At the same time, the rising tax rates of the past decade have reversed much of the increased incentives created by the Reagan tax cuts of the 1980s . In 1990, the highest marginal income tax rate was less than 30 percent. It now exceeds 40 percent. High marginal tax rates are not just a problem of the top income group. An individual who now earns $35,000 faces a combined Federal income and payroll tax of more than 40 percent on every extra dollar that he or she earns. Add the state income and sales taxes and an individual with $35,000 of income gives up half of his additional earnings in taxes. Such high marginal tax rates distort incentives and cause wasteful behavior as taxpayers substitute fringe benefits and other untaxed forms of spending for taxable income.

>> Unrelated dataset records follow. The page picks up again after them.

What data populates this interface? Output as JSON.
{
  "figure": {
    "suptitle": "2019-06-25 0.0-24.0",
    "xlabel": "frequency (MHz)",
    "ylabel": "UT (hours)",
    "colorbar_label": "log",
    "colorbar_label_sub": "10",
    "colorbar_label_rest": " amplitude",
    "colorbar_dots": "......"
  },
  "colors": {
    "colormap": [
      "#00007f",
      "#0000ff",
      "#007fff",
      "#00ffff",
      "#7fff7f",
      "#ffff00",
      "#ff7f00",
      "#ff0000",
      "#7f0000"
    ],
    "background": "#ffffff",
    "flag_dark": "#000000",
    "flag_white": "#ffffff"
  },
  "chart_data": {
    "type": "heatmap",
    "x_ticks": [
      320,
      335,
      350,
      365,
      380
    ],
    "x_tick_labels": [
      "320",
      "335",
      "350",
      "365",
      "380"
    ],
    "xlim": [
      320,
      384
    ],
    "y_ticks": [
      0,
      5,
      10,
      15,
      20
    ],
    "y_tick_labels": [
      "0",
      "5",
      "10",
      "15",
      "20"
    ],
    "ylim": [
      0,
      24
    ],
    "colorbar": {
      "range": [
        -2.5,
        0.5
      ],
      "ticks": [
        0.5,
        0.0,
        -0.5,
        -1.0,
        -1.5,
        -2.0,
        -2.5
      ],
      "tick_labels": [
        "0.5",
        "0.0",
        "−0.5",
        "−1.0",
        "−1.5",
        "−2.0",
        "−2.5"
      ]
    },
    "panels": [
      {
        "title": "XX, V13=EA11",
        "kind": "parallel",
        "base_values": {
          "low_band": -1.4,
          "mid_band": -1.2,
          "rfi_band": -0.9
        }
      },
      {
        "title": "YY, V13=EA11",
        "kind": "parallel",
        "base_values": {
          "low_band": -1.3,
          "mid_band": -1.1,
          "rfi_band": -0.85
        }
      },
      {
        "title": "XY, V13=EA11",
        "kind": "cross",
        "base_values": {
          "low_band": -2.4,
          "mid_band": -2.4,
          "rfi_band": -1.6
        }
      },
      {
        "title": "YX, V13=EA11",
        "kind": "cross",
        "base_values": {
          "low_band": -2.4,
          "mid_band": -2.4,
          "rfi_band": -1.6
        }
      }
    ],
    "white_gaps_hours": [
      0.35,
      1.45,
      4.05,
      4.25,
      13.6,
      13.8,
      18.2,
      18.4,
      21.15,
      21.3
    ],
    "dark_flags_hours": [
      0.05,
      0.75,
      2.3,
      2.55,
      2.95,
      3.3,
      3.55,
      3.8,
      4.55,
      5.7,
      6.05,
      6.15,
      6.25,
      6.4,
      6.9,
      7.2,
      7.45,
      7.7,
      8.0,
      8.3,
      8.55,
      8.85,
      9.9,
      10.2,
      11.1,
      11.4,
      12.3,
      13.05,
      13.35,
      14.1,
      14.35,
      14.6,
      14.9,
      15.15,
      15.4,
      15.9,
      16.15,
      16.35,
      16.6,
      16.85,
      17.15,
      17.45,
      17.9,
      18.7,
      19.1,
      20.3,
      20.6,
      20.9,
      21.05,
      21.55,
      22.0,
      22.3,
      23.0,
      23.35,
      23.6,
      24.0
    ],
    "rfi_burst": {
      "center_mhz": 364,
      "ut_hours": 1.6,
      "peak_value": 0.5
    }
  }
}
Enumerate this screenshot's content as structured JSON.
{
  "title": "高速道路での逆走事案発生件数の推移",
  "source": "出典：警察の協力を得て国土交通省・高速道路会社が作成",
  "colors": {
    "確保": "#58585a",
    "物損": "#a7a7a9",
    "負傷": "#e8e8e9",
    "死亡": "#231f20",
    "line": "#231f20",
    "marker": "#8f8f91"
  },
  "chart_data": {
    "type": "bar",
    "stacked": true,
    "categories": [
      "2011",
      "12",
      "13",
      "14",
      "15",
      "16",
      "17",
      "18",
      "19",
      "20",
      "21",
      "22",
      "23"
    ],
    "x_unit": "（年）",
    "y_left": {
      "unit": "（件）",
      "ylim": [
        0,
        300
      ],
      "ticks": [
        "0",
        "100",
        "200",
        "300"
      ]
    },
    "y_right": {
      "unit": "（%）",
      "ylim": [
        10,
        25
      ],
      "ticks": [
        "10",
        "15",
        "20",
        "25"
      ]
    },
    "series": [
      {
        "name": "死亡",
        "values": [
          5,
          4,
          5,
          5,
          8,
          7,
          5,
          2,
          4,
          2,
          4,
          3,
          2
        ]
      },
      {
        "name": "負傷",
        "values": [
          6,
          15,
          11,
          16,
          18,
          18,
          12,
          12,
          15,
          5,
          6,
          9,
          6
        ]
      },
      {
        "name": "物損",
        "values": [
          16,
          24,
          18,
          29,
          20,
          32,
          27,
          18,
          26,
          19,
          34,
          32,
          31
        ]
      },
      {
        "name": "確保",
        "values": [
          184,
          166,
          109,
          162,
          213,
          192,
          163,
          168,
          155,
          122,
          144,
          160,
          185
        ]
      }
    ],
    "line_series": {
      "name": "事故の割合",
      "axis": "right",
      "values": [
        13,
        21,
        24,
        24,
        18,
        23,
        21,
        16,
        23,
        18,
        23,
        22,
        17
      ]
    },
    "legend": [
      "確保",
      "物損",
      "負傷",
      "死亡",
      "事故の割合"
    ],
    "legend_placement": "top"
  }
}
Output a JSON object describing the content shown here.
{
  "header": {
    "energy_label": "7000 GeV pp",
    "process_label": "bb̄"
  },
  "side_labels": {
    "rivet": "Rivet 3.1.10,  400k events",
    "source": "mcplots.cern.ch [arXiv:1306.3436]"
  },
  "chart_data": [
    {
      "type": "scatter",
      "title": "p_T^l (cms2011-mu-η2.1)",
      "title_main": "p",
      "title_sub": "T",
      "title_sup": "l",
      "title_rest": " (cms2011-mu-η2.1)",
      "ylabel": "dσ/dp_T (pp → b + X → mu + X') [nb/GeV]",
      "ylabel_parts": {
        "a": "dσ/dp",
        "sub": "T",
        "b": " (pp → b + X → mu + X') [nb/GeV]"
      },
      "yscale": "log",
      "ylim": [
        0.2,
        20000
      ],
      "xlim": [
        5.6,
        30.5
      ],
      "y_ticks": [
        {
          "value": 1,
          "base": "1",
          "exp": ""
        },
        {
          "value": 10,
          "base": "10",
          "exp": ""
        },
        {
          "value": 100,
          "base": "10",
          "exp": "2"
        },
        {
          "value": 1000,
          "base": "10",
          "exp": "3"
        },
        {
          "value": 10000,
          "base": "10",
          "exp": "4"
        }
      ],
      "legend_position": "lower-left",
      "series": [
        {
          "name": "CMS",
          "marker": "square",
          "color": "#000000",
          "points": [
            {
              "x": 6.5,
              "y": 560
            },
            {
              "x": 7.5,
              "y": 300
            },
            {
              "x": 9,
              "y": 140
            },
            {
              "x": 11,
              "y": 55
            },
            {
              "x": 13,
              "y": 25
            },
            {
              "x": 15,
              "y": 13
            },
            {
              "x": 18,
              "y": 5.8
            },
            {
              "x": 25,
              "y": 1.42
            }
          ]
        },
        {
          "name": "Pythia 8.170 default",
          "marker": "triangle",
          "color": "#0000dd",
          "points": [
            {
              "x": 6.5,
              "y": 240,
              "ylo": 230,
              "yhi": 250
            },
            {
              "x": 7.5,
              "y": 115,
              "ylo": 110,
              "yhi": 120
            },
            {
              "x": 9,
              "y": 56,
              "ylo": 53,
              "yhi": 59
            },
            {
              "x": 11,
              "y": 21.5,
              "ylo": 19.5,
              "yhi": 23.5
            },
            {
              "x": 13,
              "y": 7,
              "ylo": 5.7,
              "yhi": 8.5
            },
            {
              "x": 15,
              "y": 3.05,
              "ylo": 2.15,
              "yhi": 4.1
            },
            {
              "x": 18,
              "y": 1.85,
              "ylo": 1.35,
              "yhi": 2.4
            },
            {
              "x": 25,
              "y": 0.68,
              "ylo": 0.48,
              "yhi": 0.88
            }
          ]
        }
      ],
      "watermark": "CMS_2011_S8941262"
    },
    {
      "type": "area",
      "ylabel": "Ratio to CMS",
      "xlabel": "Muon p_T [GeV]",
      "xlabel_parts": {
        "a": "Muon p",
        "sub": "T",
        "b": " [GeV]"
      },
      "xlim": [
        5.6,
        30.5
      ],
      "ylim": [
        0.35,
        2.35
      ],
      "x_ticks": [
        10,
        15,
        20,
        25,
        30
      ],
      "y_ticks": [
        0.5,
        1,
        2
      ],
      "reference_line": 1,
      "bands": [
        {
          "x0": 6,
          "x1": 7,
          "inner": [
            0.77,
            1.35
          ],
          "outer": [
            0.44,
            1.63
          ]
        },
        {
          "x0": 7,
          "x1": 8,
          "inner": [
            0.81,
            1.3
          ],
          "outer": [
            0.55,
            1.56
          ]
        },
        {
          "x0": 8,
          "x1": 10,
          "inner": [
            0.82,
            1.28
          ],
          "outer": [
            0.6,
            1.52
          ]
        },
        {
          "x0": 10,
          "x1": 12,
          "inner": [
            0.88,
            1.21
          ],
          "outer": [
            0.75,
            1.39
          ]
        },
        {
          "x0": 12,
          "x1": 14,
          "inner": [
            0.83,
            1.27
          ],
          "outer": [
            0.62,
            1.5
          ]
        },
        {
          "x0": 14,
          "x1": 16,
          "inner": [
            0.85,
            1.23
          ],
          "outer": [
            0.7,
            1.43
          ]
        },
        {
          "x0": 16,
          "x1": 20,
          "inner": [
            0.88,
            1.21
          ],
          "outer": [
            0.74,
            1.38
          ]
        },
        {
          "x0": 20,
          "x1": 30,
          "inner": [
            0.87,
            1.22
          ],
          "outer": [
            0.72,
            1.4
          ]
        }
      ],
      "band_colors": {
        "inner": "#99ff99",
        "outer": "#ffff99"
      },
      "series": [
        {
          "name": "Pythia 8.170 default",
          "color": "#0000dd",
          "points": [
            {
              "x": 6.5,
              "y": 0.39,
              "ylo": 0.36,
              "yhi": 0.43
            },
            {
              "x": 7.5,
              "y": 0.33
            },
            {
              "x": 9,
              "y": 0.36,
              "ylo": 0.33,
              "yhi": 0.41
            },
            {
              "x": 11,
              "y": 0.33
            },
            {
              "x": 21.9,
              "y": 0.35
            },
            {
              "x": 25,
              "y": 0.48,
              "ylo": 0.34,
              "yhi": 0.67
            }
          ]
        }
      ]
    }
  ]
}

Now that the election is past, the Bush plan for a $1.3 trillion tax cut over ten years can be seen in a less partisan light. Although that is a large tax cut and one that will lower marginal tax rates for all taxpayers, the total of $1.3 trillion is only about one-third of the total budget surplus forecast for the decade by the professional staff of the Congressional Budget Office. The remaining budget surpluses of more than $3 trillion can be used to strengthen Social Security, to enhance currently underfunded defense and civilian activities, and to reduce the national debt.
The economic slowdown that is now unfolding will bring support for the tax cut from some members of Congress who see it as a way of stimulating additional consumer spending. Although they may try to change the Bush plan to a temporary cut that focuses on low income taxpayers, that would be a mistake. The real case for the tax cut is to strengthen incentives across the board and for the long term, not just to give a temporary boost to spending. Moreover, although the next official revision of the budget forecast might reduce the projected surpluses for the next year or two, the continuing evidence of strong productivity gains is likely to caused an upward revision of the ten year surplus, pointing to even more room for the tax cut.
Although the case for the Bush tax plan should be winnable on the merits of the argument, Paul O'Neill's reputation for nonpartisan objectivity and fiscal prudence should serve him, the President, and the nation well as he seeks to persuade Congressional Republicans and Democrats to adopt the President's plan.